Can You Build a Credit Score With a Debit Card?
Understand the truth about debit cards and credit building, plus effective ways to establish and improve your credit score.
Understand the truth about debit cards and credit building, plus effective ways to establish and improve your credit score.
Many people wonder if their everyday financial activities, such as using a debit card, can contribute to building a credit history. This article clarifies the differences between debit cards and credit scores, explains why debit card usage does not impact credit, and provides strategies for building credit.
A debit card provides electronic access to your own money held in a bank account. When you use a debit card, funds are immediately deducted from your checking account for purchases or cash withdrawals. This means you are spending money you already possess rather than borrowing. These cards offer convenience and help with budget management by preventing overspending.
A credit score is a numerical representation of an individual’s creditworthiness. It is a three-digit number, ranging from 300 to 850, that estimates how likely you are to repay borrowed money on time. Lenders use this score to evaluate the risk associated with extending credit, influencing decisions on loans, credit cards, and housing applications. A higher score often leads to more favorable terms, such as lower interest rates.
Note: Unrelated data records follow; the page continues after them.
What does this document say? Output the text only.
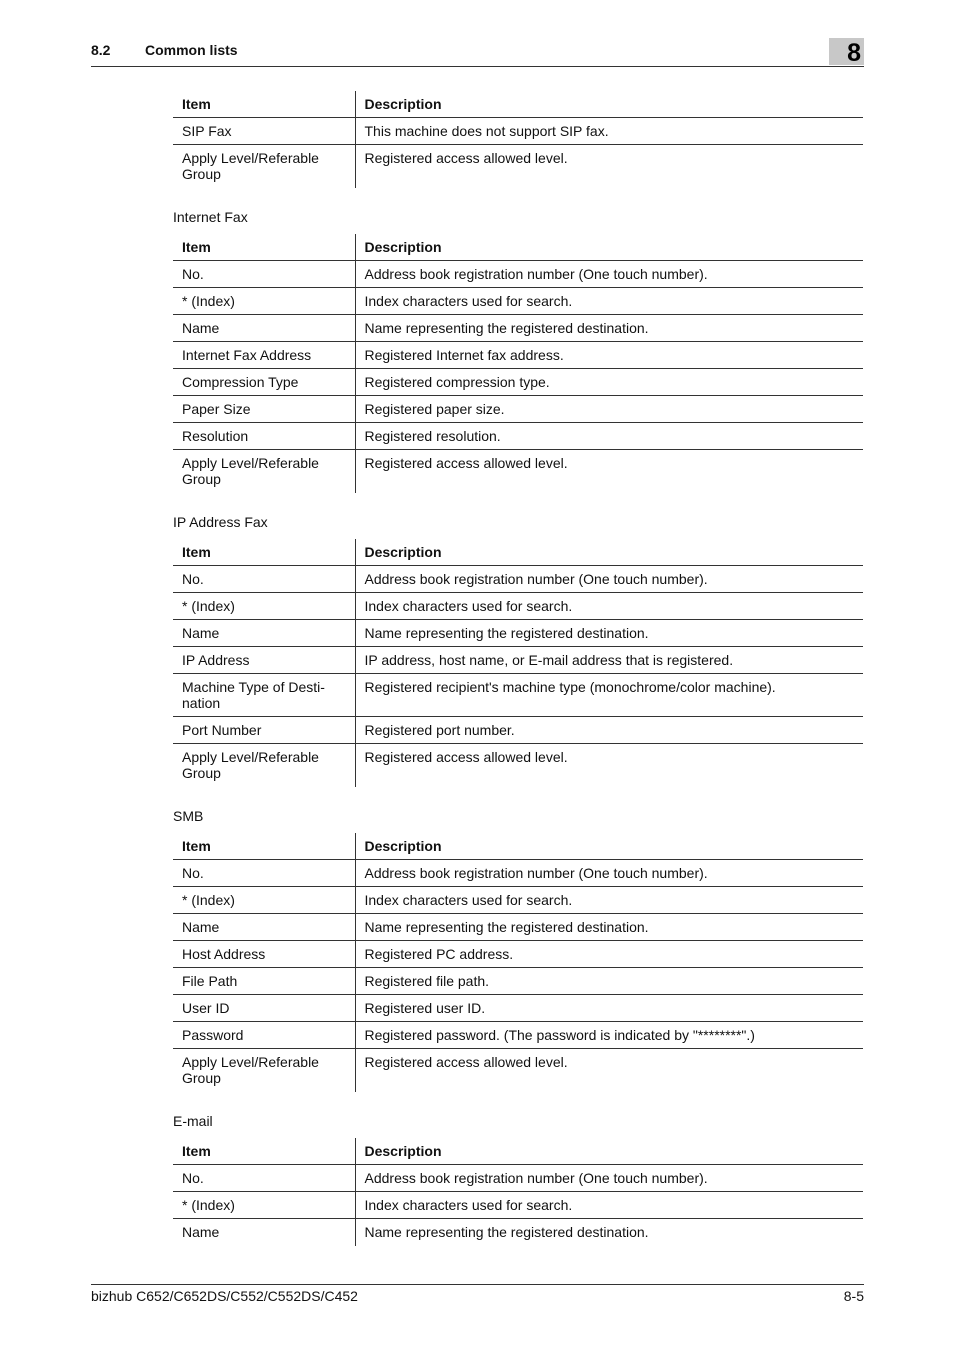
8.2 Common lists	8
Item	Description
SIP Fax	This machine does not support SIP fax.
Apply Level/Referable Group	Registered access allowed level.

Internet Fax

Item	Description
No.	Address book registration number (One touch number).
* (Index)	Index characters used for search.
Name	Name representing the registered destination.
Internet Fax Address	Registered Internet fax address.
Compression Type	Registered compression type.
Paper Size	Registered paper size.
Resolution	Registered resolution.
Apply Level/Referable Group	Registered access allowed level.

IP Address Fax

Item	Description
No.	Address book registration number (One touch number).
* (Index)	Index characters used for search.
Name	Name representing the registered destination.
IP Address	IP address, host name, or E-mail address that is registered.
Machine Type of Desti-nation	Registered recipient's machine type (monochrome/color machine).
Port Number	Registered port number.
Apply Level/Referable Group	Registered access allowed level.

SMB

Item	Description
No.	Address book registration number (One touch number).
* (Index)	Index characters used for search.
Name	Name representing the registered destination.
Host Address	Registered PC address.
File Path	Registered file path.
User ID	Registered user ID.
Password	Registered password. (The password is indicated by "********".)
Apply Level/Referable Group	Registered access allowed level.

E-mail

Item	Description
No.	Address book registration number (One touch number).
* (Index)	Index characters used for search.
Name	Name representing the registered destination.
bizhub C652/C652DS/C552/C552DS/C452	8-5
Debit card transactions do not contribute to your credit score because they do not involve borrowing money. When you use a debit card, you are simply accessing your own deposited funds, meaning there is no debt created or repayment history to track. Credit bureaus primarily record activities related to credit accounts.
Credit bureaus monitor financial obligations where money is borrowed and repaid over time, such as credit cards, mortgages, and various types of loans. Since debit card usage does not fall into this category, there is no information for financial institutions to report to these bureaus. Therefore, their use does not generate the data necessary to establish or improve a credit score.
Establishing and building credit involves demonstrating responsible management of borrowed funds over time. Secured credit cards offer a structured way to begin, requiring a cash deposit that acts as your credit limit, often ranging from $200 to $500. This deposit reduces risk for the issuer, making them accessible to individuals with limited or no credit history. Regular, on-time payments on a secured card are reported to credit bureaus, helping to build a positive payment history.
Credit-builder loans provide another avenue for establishing credit. The funds are held by the lender in a savings account or Certificate of Deposit (CD) until the loan is fully repaid. Borrowers make fixed monthly payments over a set term, typically 6 to 24 months, and these payments are reported to credit bureaus. This process allows individuals to demonstrate consistent, on-time payment behavior, which is then reflected in their credit history.
Becoming an authorized user on an existing credit card account can also help build credit, provided the primary account holder maintains a positive payment history and low credit utilization. The account’s history may appear on the authorized user’s credit report, potentially benefiting their score. However, this strategy carries risks, as irresponsible use by the primary cardholder, such as late payments or high balances, can negatively impact the authorized user’s credit score.
Timely payments on certain bills can contribute to credit building through reporting services. Student loan payments are reported to credit bureaus, and consistent on-time payments can positively impact your credit score. While rent payments are not traditionally reported, rent reporting services can allow your on-time payments to be included in your credit report, helping to establish or improve your score. These services often charge a fee and may report to one or all three major credit bureaus.